L'idée fait sauter au plafond les parents d'élèves et l'opposition de gauche: certaines grandes régions d'Espagne comme Madrid, Valence et la Catalogne, en pleine chasse au déficit, veulent autoriser les élèves à apporter leur repas à l'école -ce qui ne se faisait pas-, mais en les faisant payer.

Ces régions affirment qu'il s'agit d'offrir pour la première fois aux enfants la possibilité de venir avec leur panier-repas.
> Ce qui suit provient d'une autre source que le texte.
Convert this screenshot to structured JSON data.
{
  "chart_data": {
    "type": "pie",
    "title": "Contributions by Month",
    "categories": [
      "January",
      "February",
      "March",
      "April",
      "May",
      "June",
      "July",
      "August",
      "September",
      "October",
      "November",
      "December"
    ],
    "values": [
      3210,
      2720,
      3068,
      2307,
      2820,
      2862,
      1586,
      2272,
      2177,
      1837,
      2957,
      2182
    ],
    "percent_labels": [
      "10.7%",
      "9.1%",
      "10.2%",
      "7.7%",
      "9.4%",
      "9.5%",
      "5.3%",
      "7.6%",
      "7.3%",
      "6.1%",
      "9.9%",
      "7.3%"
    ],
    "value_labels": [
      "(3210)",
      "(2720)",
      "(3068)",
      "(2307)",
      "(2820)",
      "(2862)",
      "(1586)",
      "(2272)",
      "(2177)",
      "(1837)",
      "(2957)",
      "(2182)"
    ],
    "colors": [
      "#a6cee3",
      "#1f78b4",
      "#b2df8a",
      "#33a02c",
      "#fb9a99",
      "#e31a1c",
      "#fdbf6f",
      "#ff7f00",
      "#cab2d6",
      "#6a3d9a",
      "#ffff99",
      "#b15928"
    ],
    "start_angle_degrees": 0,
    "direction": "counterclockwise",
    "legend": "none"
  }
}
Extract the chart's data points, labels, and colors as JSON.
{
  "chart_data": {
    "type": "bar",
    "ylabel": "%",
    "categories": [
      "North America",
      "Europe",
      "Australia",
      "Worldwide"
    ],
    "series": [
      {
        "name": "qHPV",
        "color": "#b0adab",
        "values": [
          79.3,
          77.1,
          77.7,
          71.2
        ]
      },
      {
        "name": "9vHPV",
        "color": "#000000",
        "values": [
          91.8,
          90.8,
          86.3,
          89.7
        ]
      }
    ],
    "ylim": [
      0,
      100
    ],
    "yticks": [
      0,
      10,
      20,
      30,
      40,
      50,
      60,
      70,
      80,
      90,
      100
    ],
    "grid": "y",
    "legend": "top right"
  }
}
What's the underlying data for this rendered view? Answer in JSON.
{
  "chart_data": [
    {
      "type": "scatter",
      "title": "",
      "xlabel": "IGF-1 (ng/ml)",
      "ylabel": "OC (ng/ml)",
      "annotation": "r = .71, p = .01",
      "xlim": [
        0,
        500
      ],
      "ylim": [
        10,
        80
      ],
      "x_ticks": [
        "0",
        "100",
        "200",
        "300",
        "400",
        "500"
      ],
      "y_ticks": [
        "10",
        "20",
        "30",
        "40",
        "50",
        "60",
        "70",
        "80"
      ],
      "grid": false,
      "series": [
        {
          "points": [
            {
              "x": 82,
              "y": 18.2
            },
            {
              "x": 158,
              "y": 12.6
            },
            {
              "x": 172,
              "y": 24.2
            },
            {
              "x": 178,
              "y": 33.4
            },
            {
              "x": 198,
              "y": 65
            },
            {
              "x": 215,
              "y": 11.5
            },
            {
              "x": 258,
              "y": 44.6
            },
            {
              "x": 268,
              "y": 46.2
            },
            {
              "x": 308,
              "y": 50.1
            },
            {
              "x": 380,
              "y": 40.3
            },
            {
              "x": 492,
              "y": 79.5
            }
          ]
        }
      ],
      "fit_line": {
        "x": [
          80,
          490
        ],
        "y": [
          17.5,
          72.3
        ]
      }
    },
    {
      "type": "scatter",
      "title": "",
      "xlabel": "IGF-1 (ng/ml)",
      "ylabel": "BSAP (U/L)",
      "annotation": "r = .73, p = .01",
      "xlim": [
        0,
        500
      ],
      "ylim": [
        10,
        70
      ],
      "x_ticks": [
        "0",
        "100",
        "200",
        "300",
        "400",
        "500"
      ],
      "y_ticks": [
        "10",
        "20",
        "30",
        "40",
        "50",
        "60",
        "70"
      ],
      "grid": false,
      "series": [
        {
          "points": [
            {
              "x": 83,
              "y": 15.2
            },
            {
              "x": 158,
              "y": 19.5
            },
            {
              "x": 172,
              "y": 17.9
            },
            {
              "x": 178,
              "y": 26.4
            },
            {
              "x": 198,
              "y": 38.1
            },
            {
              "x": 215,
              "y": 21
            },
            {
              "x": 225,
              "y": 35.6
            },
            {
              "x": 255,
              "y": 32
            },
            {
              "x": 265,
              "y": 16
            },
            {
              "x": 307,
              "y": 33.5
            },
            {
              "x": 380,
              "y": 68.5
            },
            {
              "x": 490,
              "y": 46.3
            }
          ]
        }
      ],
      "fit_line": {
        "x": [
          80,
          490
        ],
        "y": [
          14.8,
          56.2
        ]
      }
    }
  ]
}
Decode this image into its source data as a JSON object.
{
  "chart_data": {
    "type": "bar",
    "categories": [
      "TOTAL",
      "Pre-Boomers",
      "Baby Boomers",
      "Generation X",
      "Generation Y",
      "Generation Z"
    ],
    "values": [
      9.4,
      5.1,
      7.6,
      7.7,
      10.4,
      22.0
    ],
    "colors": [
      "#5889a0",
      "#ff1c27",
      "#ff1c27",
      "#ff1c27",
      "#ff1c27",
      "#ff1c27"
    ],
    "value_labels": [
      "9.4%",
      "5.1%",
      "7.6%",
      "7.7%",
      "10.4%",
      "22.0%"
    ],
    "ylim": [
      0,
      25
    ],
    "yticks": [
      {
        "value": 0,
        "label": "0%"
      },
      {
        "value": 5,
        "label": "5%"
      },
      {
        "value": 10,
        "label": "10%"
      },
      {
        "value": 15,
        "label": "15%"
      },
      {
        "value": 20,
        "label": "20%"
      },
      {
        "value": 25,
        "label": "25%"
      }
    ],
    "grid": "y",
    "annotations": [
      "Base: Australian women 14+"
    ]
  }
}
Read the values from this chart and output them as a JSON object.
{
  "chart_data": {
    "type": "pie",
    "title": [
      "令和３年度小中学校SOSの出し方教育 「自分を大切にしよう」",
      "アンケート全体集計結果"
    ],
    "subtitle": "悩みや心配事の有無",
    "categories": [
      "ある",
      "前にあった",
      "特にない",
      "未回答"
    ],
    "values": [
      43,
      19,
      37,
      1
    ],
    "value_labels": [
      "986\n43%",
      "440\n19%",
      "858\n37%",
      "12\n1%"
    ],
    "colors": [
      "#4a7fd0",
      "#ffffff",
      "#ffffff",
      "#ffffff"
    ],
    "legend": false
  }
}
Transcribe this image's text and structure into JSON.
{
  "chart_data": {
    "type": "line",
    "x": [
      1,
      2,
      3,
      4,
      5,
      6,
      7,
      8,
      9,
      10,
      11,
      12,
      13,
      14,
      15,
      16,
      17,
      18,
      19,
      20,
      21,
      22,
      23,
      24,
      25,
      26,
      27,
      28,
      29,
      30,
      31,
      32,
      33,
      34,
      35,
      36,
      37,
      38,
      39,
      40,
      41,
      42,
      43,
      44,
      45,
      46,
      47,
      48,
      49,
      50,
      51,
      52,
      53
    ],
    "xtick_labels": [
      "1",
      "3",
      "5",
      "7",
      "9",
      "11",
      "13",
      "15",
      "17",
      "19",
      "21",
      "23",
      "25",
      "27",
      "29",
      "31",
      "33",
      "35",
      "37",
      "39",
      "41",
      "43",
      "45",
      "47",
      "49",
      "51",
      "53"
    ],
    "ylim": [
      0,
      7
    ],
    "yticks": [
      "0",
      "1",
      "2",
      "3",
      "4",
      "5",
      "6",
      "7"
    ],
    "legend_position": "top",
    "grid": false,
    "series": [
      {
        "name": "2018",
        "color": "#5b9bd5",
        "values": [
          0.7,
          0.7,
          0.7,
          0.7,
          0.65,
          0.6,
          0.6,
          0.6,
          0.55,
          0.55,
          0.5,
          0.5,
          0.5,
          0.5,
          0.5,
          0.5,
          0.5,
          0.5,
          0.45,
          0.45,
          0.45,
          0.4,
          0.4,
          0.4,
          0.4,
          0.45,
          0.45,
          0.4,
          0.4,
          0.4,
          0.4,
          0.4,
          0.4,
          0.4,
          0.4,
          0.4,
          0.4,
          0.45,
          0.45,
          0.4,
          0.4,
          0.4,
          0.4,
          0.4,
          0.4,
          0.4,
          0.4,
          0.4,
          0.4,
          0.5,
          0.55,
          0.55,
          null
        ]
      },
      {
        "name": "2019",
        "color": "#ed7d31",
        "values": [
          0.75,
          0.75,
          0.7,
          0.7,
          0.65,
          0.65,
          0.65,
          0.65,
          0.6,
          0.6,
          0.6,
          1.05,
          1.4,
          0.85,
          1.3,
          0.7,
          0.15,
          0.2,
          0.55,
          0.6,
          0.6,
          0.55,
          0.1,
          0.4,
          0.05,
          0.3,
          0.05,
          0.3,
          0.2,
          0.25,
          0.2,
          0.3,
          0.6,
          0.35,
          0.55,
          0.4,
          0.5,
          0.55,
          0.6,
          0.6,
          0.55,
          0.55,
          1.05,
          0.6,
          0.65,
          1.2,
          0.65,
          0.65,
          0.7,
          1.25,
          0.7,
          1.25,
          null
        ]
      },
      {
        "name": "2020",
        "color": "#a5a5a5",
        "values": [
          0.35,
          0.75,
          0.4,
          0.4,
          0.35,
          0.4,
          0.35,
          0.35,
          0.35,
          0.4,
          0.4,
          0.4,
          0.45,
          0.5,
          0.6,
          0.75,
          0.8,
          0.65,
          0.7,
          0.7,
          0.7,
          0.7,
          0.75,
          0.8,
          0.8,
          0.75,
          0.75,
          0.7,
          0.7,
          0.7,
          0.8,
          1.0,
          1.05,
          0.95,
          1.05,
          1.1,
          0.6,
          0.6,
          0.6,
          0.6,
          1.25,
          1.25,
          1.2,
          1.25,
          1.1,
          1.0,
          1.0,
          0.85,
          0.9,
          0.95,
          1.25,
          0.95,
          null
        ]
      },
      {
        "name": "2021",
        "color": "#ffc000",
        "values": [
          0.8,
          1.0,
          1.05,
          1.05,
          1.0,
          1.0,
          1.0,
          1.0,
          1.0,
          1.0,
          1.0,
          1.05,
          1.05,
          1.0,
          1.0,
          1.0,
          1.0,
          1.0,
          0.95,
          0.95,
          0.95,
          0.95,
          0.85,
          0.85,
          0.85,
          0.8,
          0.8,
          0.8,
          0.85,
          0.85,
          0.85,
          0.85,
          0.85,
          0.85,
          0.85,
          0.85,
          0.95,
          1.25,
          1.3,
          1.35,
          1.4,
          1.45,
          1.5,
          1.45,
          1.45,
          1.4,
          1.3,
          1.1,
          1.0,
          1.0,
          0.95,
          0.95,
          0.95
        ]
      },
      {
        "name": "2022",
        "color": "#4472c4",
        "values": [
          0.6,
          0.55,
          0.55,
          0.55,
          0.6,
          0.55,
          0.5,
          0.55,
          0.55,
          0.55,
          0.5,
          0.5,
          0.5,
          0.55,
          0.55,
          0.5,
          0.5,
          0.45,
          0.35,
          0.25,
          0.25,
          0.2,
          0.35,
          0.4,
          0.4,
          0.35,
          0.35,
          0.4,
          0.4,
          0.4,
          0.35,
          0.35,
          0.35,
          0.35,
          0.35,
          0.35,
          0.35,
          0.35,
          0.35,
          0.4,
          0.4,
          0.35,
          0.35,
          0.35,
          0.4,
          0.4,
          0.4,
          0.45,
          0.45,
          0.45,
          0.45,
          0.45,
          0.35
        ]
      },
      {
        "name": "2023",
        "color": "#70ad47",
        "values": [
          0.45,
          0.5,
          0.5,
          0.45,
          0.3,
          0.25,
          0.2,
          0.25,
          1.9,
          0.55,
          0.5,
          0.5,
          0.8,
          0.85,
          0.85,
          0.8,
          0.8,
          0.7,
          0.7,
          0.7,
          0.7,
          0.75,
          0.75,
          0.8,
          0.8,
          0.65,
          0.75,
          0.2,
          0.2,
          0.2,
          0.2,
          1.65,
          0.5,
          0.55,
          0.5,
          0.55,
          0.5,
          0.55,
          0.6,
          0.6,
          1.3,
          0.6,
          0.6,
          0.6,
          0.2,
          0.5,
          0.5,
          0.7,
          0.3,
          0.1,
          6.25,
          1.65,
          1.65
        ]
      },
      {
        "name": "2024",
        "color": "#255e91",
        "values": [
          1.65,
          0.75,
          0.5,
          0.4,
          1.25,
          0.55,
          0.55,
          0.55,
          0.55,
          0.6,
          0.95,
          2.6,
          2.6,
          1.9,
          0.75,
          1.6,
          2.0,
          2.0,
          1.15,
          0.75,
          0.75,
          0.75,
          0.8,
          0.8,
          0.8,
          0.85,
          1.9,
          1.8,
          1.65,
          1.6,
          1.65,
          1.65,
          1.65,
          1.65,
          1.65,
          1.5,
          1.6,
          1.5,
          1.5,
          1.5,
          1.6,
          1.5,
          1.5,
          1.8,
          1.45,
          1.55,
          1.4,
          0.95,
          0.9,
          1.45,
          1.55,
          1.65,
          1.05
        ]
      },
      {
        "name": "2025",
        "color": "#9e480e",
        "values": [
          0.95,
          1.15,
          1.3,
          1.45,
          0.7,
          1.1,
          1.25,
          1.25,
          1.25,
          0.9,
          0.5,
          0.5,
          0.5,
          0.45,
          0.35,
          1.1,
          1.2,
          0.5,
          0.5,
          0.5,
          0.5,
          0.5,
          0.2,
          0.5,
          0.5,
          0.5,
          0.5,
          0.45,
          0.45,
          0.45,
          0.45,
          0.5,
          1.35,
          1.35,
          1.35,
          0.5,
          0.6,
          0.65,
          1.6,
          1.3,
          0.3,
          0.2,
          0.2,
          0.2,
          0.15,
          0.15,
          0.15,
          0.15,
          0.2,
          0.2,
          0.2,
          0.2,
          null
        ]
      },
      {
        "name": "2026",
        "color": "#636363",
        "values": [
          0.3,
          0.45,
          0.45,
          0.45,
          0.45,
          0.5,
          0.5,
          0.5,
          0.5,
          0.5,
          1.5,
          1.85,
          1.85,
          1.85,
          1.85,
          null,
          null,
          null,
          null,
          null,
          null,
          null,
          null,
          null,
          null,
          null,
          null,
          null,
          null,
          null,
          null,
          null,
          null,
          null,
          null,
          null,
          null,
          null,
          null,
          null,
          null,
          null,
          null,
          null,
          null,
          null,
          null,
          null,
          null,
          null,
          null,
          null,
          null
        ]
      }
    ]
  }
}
En échange, les familles verseraient une participation, qui pourrait atteindre jusqu'à trois euros, afin de couvrir les frais d'entretien et de surveillance du réfectoire.

«Ce qui va se faire, c'est permettre aux centres scolaires de donner leur feu vert à l'entrée des "tupperwares" à l'école», explique Ignacio Gago Fornells, porte-parole du ministère de l'Éducation de la région de Madrid.

«Jusqu'à aujourd'hui ce n'était pas permis en Espagne, sauf dans des cas exceptionnels» comme les allergies alimentaires, résume-t-il.

Dans la région de Madrid, environ 40% des 324 000 élèves des 791 écoles publiques sont rentrés déjeuner chez eux durant l'année 2011-2012.

L'idée, selon ces régions, est donc de permettre aux parents d'économiser en ces temps de grave crise et de chômage record qui touche un actif sur quatre.

«Inadmissible!», s'insurge Jesus Maria Sanchez, président de la Confédération espagnole des associations de pères et mères d'élèves (Ceapa).

Car pour lui, «ce qui se cache derrière, c'est la volonté d'en finir avec les aides publiques fournies aux élèves qui en ont besoin» et «le démantèlement de l'école publique».

La région de Madrid reconnaît que ses bourses pour la cantine vont passer de 29 millions d'euros pour l'année 2011-2012, à 16 millions d'euros pour la prochaine année scolaire.

Le gouvernement de Catalogne a annoncé fin 2011 qu'il réduisait de 3,7 millions d'euros sa contribution aux aides à la restauration scolaire. Cette région, où le repas quotidien est l'un des plus chers (jusqu'à 6,20 euros), a annoncé la première qu'elle ferait payer jusqu'à 3 euros l'accès au réfectoire.

Valence jure, elle, que, malgré les coupes budgétaires, elle va maintenir cette aide qui «est l'un des investissements les plus importants de la région, avec plus de 70 millions annuels et 80 000 élèves qui bénéficient d'une aide à 100%».

Il s'agit pour elle de soutenir les 50% d'élèves qui n'ont pas de bourse et dont les parents veulent faire des économies sur un repas qui coûte 4,25 euros par jour, la participation envisagée ne devant pas dépasser 1,45 euro.

Miquel Soler, un responsable socialiste de la région de Valence, comme la Ceapa, n'y croit pas du tout.

Pour lui, «le gouvernement attaque les secteurs les plus défavorisés et ne protège absolument pas les principes de base comme garantir que personne n'abandonne les études pour des raisons économiques».

De plus, le panier-repas pose un double problème, relève Jesus Maria Sanchez: la conservation des aliments et l'obésité chez l'enfant. Une inquiétude partagée par des médecins.

«Je ne crois pas qu'il y ait la possibilité de conserver les aliments réfrigérés dont a besoin un enfant en pleine croissance», dit le Dr Maria Isabel Lopez Diaz-Ufano, de la Semergen, une organisation des médecins.

Redoutant le repas facile comme le sandwich, elle met en garde contre ce repas déséquilibré et dangereux, soulignant «la prévalence en termes d'obésité juvénile» en Espagne.

Selon une étude européenne publiée en mai par l'Université de Saragosse, 34% des enfants espagnols âgés de 10 à 12 ans sont en surpoids et parmi eux, 8 % sont obèses.

L'Espagne est ainsi au-dessus de la moyenne européenne en terme de surpoids (30%) et en deuxième position ex aequo avec la Slovénie, derrière la Grèce (50% en surpoids et 20% d'obèses), qui détient le record européen.